Glenn Gould is probably the best-known classical pianist of the 20th century. This is down to his immense technical ability and also his set of idiosyncrasies. When out in public, he would rarely remove his thick wool gloves. He always performed and practiced the piano seated on a modified chair which sat extremely low, at an unorthodox height. He retired from concert performance at the tender age of 31. The list goes on. "Genius Within" is probably the best film portrait of Gould yet to be released. The first half is gripping. We watch this young upstart from a small Canadian town capture wild plaudits after his debut concerts in New York. Then he reaches an even wider audience after his masterful recording of Bach's Goldberg Variations sees release:
Gould brought a vibrancy and fresh approach to the rather obscure Goldberg Variations. His playing on that record is a delight, a marvelous blend of precision and panache.

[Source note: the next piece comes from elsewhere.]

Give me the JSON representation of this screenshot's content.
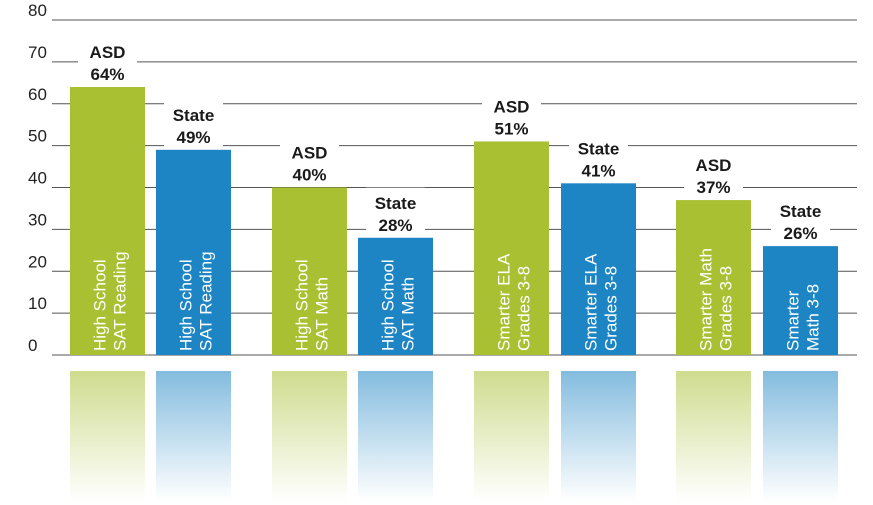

The latter half of the film "Genius Within" does drag. It's difficult to bring Gould's private years to life on screen. He became an isolationist and mostly retreated to the recording studio, putting down on tape his singular interpretations of keyboard classics. During his later years he also produced an occasional scripted radio program, and painstakingly documenting every one of his bodily tics (Gould was a notorious hypochondriac). There's more to be explored here; unfortunately "Genius Within" does a poor job explicating this period of time.
And then Gould was gone, deceased far too soon. He leaves behind him a vicious wake. He life resembled a fireball: burn bright, scorch the landscape, and then keep on moving.